It hardly needs to be said at this point, but we are living in strange times—and trying to navigate completely uncharted water. With a true global pandemic on the loose, the entire globe has essentially been shut down, and with it, large parts of the structure of our society—most notably our economy. This is a difficult time for both business owners and employees, and information is a bit murky on what happens next. Businesses are learning to operate while everyone is working from home, and many are suffering from a loss of profit. Unfortunately, we can’t control what’s going on right now, but business owners can find opportunity amongst the calamity.
You’ve heard about how to balance working on your business with working in your business—and you know how hard it can be to tilt from “in” to “on.” Well, this is your chance. We will get back to normal life eventually and the economy will rebound. Now is the time to make sure your business is ready to lead when it does. Use this time as an opportunity to not only make the improvements that have been on your plate for some time, but to take a closer look at your team and how it is structured.
This can be a very revealing time for your team. How are they handling adverse circumstances? Are those in leadership position leading effectively? Are there unlikely employees emerging as leaders in time of crisis? See who stacks up when the chips are down and use that information to reconstruct your team and ensure that everyone is in the right role. On the strategy side, take this time to lay out a vision for your company in a post-COVID-19 world. Make the changes you’ve been meaning to make and get a fresh perspective that will guide you forward.

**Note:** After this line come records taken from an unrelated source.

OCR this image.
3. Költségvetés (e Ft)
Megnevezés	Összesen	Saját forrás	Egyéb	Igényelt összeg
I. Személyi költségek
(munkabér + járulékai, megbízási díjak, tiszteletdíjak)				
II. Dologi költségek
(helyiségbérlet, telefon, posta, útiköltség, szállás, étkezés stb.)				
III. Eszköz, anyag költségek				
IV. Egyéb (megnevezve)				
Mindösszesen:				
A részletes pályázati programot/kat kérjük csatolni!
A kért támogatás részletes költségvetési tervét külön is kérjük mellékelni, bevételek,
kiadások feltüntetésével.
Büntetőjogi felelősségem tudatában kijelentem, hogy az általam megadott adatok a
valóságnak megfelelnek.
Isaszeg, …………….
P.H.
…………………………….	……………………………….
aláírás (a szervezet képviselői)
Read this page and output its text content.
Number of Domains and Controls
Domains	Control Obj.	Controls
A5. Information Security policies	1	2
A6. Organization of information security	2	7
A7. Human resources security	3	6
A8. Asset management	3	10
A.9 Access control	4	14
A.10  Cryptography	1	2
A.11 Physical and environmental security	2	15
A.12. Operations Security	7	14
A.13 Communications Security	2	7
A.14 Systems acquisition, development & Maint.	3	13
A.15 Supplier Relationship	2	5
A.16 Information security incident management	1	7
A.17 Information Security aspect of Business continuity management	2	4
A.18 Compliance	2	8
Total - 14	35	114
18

Once you’ve decided on the way forward, it’s time to put the plan into action. Whether that means right away or whenever we’re “back to normal,” you must lead your team through the change—and you must have a change management plan to do so. Change management is as much emotional as it is informational. Successful change management requires leaders who are willing to learn and engage. Research in the field of the psychology of change management suggests that four basic conditions have to be met before employees will positively embrace change in their thinking and behavior:
A Compelling Story
People must see the point of change. Make sure you communicate why changes are being made and do it in an inspiring manner. Tell a great story! The aim isn’t just to get your team ready—it’s to get them excited.
Changes in your business mean changes in behavior from your employees. Whatever that looks like in your business, you must show, not tell, employees what the new expectations are. People learn by seeing others do the same. Make sure they see colleagues they admire modeling the desired behavior.

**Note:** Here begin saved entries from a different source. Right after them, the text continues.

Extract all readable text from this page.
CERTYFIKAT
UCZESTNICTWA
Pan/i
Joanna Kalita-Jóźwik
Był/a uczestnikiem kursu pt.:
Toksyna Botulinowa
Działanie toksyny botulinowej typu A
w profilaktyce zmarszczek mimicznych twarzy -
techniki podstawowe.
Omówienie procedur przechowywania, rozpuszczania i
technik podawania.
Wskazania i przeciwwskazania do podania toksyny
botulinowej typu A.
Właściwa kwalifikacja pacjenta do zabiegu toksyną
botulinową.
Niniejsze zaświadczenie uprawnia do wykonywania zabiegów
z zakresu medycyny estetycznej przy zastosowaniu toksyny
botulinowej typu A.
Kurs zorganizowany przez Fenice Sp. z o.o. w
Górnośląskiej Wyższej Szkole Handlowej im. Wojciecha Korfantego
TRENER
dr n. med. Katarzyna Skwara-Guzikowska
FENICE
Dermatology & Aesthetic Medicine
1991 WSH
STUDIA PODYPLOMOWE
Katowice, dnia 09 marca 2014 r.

Your employees won’t realistically pick up new processes and behaviors after a couple of meetings. It takes practice, practice, practice. Implement surrounding structures, systems, processes and incentives that reinforce the new way of doing things.
The Skills Required for Change
Your employees must possess the skills to do what is required of them. Resiliency is a key personality trait here. If some of your employees are struggling with change, consider bringing in an outside change management specialist.
An effective Change Management Program must incorporate all of these behavioral principles in order to successfully redefine the scope and responsibilities necessary during this transformational process. You must authentically embrace the necessary changes and incorporate behavioral principles that will drive success for your change management plan.
There’s no denying that both people and businesses are struggling right now. There’s not much you can do about that. What you can do is prepare your business and your employees to come out the other side ready to win. No one truly knows how long this will last—but figuring out what your company will be when it does end should be your first priority.